When did you become aware of the obscene prices Big Pharma is charging for drugs? For many it was when a smirking Martin Shkreli, founder of Turing Pharmaceuticals, testified on the Hill in about his price hike of the antiparasitic drug Daraprim from $13.50 to $750, calling lawmakers "imbeciles" in a tweeted goodbye. He is now enjoying some time at Club Fed.
For others it was the roll-out of Gilead Sciences hepatitis C drug Solvadi in 2014 at $84,000 for a 12- week course of treatment. The Senate Finance Committee, in an understatement, said the price did not reflect research and development but a "revenue" push. Forbes writer Avik Roy noted the same hepatitis C treatment costs $900 a year in Egypt and that US taxpayers are picking up the tab since most US hepatitis C patients are uninsured, underinsured or imprisoned.
Here are other extortion-priced Pharma drugs.
" Kalydeco, a drug that treats a rare form of cystic fibrosis in patients ages 6 years and older priced at a $300,000 a year.
" Acthar, a drug that treats seizures in infants under 2-years-old priced at a $300,000 a year.
" Kadcyla, a breast cancer drug that costs $94,000 for a year.
" Zydelig, a leukemia drug, made by Gilead the (Hep C drug maker) that costs $57,755 a year.
" Hetlioz, a drug that treats non-24 sleep disorder--a problem affecting blind people whose circadian rhythm is off--that costs $60,000 a year.
" Xyrem, a drug that treats narcolepsy for $35,000 per year
" Abilify, a psychiatric drug usually added on to another expensive psychiatric drug, that costs $17, 316 year in its brand name version.
" Praluent, a biologic to lower cholesterol expected to cost over $14,600 a year.
There are efforts to stop the Pharma profiteering and opportunism like pending state bills to force drug makers to reveal their true costs and allow insurers to refuse payment. The White House is also launching a new Medicare payment system to stop the incentives for a doctor to use a $2,000 drug when a $50 drug would do. Currently, if doctors buy drugs themselves and administer them in the office, Medicare pays them back with a six percent bonus to cover administrative costs. Under the new program, "Doctors who prescribe a lot of newer, more expensive drugs will earn less than they used to," notes the New York Times.
The move was immediately termed "another troubling example of unelected bureaucrats making decisions behind closed doors," by Pharma-friendly lawmakers.
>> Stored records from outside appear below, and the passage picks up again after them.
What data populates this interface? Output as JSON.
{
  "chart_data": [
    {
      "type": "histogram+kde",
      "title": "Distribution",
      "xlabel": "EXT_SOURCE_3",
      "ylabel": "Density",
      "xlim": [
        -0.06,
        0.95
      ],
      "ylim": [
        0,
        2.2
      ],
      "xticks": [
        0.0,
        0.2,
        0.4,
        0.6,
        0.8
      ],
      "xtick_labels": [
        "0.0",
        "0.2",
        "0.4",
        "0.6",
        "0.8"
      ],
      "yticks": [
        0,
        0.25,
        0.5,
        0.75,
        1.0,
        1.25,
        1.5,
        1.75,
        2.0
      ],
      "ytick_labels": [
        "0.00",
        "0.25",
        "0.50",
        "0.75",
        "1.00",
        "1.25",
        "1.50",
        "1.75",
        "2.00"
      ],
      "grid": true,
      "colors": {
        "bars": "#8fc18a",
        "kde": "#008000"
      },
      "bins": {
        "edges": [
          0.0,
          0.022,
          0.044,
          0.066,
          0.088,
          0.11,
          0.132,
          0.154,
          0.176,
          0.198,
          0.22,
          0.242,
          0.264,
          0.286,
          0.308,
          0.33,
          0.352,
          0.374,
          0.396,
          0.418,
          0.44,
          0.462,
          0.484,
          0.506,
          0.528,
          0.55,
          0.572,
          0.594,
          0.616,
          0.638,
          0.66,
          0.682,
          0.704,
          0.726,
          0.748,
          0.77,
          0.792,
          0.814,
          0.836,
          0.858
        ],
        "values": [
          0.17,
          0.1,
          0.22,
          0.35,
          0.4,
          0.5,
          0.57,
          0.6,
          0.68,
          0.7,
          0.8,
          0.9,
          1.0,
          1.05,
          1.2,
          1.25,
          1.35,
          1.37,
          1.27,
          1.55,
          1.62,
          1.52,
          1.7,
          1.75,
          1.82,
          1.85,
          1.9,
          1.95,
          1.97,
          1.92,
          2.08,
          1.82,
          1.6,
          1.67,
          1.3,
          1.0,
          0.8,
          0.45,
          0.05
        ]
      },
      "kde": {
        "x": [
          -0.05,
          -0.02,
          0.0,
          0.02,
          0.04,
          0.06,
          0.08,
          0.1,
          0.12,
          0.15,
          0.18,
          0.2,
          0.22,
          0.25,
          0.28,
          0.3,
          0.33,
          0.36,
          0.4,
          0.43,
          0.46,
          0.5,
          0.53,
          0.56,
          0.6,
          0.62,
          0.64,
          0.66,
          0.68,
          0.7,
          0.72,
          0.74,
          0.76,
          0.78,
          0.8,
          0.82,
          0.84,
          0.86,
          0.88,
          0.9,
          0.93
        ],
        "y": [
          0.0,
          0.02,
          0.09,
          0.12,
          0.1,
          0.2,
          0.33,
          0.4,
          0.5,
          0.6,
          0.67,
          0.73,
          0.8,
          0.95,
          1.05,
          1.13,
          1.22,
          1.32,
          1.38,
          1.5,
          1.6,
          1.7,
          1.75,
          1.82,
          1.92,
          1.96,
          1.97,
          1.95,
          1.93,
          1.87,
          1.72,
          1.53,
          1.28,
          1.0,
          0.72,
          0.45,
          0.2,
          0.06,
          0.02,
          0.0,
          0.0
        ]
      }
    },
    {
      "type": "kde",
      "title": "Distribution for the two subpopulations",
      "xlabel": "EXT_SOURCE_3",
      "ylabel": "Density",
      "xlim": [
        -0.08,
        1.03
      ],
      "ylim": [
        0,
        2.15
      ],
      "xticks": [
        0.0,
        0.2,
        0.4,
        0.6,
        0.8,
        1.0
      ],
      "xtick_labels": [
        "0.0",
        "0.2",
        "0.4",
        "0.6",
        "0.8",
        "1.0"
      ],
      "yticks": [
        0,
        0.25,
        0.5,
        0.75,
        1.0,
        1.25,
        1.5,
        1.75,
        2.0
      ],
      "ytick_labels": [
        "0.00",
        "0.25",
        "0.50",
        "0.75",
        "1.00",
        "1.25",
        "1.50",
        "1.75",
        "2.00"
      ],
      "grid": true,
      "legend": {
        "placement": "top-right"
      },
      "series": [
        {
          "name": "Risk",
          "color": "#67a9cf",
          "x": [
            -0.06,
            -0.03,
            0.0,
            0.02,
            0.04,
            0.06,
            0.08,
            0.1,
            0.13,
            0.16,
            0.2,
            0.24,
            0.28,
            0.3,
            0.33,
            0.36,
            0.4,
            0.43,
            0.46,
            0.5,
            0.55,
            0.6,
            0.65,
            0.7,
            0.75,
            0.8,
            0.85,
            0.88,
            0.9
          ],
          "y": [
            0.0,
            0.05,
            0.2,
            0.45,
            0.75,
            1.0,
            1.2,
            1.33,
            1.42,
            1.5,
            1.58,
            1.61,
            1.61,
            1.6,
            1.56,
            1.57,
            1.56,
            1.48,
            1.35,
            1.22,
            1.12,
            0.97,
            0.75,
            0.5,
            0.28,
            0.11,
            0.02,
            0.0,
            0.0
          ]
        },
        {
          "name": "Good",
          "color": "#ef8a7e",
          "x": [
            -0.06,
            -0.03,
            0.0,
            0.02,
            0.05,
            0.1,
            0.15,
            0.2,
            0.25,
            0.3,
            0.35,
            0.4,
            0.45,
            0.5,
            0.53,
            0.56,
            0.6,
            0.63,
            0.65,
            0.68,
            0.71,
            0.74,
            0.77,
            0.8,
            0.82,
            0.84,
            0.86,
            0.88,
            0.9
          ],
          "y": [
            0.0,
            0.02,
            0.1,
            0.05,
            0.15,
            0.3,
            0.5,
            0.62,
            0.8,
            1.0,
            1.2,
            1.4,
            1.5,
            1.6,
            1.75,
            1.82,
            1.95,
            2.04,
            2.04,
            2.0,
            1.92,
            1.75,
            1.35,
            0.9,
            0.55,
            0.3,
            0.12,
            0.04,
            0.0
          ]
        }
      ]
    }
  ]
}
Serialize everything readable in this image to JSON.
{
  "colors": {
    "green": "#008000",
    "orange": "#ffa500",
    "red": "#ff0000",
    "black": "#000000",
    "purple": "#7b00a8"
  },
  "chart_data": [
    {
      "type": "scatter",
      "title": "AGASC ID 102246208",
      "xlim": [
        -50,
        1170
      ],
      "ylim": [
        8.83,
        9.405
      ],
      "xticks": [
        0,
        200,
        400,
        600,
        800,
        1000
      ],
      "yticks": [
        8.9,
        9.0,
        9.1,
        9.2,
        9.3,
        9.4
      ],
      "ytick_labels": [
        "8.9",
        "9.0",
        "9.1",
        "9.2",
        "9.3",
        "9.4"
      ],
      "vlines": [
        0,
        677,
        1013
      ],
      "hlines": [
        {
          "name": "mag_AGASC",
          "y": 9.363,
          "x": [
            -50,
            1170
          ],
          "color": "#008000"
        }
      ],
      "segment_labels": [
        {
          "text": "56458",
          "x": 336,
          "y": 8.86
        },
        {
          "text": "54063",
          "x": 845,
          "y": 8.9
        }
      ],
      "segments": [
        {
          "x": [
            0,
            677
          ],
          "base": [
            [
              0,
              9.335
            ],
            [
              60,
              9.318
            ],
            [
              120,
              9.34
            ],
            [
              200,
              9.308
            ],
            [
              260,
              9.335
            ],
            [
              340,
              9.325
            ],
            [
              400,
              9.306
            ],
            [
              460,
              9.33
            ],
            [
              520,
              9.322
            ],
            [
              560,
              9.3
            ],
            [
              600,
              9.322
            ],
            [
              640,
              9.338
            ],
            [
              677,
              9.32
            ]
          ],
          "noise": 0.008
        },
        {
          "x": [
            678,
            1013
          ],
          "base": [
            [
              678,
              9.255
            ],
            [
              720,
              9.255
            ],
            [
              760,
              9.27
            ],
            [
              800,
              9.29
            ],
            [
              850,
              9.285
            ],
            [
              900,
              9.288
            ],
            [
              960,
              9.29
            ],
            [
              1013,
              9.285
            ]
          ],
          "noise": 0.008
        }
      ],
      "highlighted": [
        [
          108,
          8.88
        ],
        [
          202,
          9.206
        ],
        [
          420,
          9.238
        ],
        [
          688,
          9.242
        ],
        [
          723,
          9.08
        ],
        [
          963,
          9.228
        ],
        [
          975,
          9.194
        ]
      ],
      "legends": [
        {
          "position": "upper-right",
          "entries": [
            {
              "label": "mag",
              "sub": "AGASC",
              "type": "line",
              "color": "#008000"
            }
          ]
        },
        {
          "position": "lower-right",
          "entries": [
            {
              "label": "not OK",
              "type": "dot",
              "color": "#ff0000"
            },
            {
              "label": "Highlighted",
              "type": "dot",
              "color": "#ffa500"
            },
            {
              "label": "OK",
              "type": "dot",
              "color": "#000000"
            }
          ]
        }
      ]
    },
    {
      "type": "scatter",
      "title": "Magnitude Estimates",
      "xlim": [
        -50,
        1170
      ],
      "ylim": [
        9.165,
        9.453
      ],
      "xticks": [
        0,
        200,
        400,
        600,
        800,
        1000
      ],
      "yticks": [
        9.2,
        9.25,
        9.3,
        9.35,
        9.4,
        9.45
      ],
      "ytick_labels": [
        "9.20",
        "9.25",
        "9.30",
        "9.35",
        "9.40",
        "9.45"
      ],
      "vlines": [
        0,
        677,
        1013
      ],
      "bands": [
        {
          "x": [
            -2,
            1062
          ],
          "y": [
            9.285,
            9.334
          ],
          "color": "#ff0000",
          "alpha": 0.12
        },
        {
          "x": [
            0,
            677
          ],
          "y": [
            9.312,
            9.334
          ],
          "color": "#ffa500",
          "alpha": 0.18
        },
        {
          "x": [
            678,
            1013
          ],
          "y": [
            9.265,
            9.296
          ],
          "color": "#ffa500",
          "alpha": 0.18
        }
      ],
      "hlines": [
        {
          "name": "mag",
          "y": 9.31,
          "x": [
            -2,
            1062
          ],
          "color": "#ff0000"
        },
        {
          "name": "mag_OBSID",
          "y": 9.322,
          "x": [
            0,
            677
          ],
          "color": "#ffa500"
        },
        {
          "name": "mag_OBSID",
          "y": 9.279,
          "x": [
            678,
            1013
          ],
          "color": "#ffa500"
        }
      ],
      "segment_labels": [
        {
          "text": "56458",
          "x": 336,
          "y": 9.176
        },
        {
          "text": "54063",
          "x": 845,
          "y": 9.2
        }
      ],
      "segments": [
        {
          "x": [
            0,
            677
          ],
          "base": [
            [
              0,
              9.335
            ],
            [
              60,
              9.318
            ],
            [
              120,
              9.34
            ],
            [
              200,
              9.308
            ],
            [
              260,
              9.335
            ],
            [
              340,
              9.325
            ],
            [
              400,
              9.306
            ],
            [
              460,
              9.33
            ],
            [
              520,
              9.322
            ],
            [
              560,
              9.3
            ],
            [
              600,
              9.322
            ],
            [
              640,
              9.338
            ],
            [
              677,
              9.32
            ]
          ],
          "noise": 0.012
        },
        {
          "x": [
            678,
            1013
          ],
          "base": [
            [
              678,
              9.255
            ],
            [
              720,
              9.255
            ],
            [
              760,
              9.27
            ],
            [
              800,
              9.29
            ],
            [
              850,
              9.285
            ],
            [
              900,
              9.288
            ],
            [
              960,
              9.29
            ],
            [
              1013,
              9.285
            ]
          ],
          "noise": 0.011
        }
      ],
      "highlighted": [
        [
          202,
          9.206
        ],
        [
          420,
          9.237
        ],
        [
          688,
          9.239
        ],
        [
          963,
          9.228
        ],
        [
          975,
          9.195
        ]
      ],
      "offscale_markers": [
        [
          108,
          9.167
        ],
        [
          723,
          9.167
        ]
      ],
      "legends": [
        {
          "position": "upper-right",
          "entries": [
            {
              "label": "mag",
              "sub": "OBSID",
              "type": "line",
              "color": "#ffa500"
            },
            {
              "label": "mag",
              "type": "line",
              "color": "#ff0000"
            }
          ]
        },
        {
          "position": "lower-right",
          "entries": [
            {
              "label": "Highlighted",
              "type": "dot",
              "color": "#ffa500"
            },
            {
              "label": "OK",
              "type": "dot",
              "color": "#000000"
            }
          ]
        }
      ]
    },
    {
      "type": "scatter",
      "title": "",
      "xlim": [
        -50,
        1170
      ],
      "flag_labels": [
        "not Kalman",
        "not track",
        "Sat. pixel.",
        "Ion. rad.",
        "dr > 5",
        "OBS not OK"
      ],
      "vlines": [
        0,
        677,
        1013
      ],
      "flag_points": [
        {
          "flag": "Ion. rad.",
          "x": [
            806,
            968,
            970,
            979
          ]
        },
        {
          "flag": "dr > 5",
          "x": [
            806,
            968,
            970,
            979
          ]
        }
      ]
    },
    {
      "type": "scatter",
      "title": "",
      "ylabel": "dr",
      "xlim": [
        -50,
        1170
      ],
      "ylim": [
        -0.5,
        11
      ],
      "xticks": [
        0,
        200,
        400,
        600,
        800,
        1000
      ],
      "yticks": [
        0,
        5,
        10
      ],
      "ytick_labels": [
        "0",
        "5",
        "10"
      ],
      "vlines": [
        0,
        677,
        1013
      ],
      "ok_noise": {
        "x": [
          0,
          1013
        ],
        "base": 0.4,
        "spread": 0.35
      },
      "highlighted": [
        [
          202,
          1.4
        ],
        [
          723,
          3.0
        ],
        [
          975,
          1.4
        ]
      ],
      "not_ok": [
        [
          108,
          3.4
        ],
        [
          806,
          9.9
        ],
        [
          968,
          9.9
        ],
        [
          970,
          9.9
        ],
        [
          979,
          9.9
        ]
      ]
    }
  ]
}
How dare the government protect our tax dollars?
Since then, conflicts of interest have only worsened. Robert Califf, the former FDA commissioner, was confirmed despite 23 financial links to drug makers including serving on the Portola Pharmaceuticals board of directors and serving "as a director, officer, partner, employee, advisor, consultant or trustee."
His successor, Dr. Scott Gottlieb, "spent the bulk of his career working in the drug and health care industry," says the New York Times. "From 2013 to 2015, for example, Dr. Gottlieb received more than $150,000 to advise Vertex Pharmaceuticals, a company whose two approved drugs are seen as breakthrough treatments for cystic fibrosis but carry list prices of more than $250,000 a year. He has served for years as a consultant to pharmaceutical giants like GlaxoSmithKline and Bristol-Myers Squibb."
With such Pharma operatives in office, the profit party----balanced on tax payers' backs----will only continue.